I plan to devote next month's column to a detailed look at the Japanese contribution. It's too big to due justice to in the space remaining here. For now, I'll simply summarize what it contains:

A set of functions analogous to those in <ctype.h> lets you classify wide characters much the way you do conventional ones. You can also define your own categories of characters and test for them.

A set of functions analogous to those in <string.h> lets you manipulate wide-character strings much the way you do conventional ones.

A set of functions analogous to those in <stdlib.h> lets you convert numeric wide-character strings much the way you do conventional ones.

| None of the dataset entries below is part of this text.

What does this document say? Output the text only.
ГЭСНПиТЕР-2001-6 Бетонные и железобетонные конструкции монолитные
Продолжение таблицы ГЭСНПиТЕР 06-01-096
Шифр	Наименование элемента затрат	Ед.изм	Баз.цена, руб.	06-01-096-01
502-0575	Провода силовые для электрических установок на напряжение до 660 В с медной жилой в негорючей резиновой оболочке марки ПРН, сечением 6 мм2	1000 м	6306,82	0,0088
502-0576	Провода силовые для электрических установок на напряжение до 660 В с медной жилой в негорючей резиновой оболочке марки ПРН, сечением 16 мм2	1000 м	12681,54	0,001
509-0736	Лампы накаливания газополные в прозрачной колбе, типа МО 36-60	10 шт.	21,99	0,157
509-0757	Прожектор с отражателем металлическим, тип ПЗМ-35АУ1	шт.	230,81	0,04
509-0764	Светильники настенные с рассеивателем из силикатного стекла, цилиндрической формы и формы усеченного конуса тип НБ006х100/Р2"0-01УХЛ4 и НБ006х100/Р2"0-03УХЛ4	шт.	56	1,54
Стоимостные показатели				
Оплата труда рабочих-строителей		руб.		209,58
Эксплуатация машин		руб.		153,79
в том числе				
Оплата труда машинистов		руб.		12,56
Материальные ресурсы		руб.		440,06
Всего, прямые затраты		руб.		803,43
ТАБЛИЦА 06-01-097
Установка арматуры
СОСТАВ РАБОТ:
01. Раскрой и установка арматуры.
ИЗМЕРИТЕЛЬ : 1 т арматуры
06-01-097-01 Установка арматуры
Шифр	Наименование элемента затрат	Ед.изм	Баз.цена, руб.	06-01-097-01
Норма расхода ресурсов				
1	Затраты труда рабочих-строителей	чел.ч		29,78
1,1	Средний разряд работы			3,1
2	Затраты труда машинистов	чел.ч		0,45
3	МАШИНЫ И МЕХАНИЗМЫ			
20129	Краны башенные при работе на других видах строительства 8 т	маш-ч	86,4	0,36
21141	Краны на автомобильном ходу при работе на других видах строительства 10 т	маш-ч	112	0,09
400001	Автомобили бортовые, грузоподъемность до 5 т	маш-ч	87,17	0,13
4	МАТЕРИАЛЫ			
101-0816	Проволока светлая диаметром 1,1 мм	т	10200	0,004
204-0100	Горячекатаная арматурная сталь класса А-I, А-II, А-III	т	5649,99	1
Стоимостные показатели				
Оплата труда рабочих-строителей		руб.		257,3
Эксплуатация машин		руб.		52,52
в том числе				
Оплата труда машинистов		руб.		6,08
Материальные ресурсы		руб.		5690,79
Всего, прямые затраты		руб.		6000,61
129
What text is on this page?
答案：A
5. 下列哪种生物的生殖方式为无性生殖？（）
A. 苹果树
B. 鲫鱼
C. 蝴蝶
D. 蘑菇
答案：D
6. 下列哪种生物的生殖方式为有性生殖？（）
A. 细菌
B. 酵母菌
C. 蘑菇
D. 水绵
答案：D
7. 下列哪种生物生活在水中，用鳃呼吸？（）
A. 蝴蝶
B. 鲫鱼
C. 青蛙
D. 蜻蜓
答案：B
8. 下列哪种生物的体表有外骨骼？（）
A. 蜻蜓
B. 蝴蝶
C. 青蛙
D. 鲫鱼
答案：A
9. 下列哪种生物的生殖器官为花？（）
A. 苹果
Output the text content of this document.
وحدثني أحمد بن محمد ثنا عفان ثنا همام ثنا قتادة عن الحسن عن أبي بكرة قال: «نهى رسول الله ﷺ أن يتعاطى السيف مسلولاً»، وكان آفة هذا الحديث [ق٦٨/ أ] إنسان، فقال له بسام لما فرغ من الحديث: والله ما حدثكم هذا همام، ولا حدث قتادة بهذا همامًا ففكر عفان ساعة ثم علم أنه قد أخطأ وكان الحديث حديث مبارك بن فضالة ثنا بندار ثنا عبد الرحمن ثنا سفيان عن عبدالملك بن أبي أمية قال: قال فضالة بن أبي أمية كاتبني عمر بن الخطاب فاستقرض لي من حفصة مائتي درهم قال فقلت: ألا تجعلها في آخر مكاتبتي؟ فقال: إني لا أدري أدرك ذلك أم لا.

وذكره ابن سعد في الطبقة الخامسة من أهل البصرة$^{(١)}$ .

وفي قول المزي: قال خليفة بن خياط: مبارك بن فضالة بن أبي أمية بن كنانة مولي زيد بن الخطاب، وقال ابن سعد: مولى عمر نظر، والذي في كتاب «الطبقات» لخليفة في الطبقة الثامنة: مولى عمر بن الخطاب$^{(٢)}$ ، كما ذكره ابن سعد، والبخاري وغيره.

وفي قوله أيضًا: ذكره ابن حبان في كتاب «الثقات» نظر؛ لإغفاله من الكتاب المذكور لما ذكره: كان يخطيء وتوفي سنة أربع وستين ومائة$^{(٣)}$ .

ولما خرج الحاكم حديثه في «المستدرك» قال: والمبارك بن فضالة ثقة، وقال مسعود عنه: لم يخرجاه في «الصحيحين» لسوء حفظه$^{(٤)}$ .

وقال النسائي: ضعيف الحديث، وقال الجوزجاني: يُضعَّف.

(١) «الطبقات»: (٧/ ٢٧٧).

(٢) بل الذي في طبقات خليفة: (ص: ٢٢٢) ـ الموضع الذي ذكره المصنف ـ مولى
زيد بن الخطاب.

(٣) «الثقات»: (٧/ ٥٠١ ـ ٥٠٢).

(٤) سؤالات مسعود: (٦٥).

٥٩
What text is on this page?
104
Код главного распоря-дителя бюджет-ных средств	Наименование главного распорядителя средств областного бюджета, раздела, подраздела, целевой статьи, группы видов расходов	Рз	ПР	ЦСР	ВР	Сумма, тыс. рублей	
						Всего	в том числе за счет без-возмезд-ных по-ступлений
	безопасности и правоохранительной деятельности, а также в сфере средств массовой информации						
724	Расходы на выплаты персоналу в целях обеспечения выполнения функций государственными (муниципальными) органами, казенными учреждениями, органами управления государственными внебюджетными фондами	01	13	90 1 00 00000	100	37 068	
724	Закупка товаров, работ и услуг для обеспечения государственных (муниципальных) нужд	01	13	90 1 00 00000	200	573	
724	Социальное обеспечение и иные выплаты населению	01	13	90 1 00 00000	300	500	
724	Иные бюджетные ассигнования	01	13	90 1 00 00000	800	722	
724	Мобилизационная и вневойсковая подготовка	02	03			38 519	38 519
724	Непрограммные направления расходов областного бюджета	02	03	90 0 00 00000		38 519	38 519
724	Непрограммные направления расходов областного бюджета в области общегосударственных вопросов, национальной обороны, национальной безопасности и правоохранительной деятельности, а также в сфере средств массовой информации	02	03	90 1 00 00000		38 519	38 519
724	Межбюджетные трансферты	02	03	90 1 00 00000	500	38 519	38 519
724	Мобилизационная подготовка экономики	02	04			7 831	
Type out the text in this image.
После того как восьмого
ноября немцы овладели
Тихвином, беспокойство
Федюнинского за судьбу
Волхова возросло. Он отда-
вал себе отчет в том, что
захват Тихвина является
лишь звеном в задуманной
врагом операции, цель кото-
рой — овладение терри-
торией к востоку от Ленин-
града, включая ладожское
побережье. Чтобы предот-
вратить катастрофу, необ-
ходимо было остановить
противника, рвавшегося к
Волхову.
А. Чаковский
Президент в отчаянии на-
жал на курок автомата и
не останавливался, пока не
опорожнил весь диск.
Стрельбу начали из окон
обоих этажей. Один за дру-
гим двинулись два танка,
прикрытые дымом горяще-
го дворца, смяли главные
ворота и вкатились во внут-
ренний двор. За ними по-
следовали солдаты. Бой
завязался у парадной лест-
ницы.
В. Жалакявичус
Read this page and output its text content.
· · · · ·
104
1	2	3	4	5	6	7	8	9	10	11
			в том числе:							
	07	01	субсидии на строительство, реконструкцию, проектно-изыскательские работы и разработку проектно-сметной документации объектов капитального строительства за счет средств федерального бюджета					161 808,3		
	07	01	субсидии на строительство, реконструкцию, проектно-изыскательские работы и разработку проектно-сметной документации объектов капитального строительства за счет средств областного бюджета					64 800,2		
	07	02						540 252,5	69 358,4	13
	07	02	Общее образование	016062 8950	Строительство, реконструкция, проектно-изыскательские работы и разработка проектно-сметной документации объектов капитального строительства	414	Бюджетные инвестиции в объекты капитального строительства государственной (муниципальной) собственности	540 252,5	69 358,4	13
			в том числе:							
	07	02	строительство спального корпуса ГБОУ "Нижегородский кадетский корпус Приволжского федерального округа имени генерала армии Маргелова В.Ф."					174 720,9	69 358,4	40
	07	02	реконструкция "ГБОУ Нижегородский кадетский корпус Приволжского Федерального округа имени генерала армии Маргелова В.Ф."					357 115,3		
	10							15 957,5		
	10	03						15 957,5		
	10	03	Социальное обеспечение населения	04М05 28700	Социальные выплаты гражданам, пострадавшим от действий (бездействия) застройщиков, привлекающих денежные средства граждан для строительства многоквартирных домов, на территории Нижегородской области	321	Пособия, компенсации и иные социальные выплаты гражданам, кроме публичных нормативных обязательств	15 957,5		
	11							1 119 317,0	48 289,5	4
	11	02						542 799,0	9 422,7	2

Additions to the wide-character conversion functions in <stdlib.h> give you much tighter control over the conversion process.

A function analogous to strftime in <time.h> lets you encode time information as a wide-character string much the way you do conventional ones.

Additional conversion specifiers for the existing print and scan functions let you convert between occasional multibyte sequences in files and wide characters internal to the program.

A set of functions analogous to those in <stdio.h> lets you manipulate "wide-character streams". These are files of multibyte characters that appear internally as sequences of wide characters.
Some of this stuff sounds redundant, and it is. Still, there are good reasons for each of the additions. I'll do my best to convince you of that next month.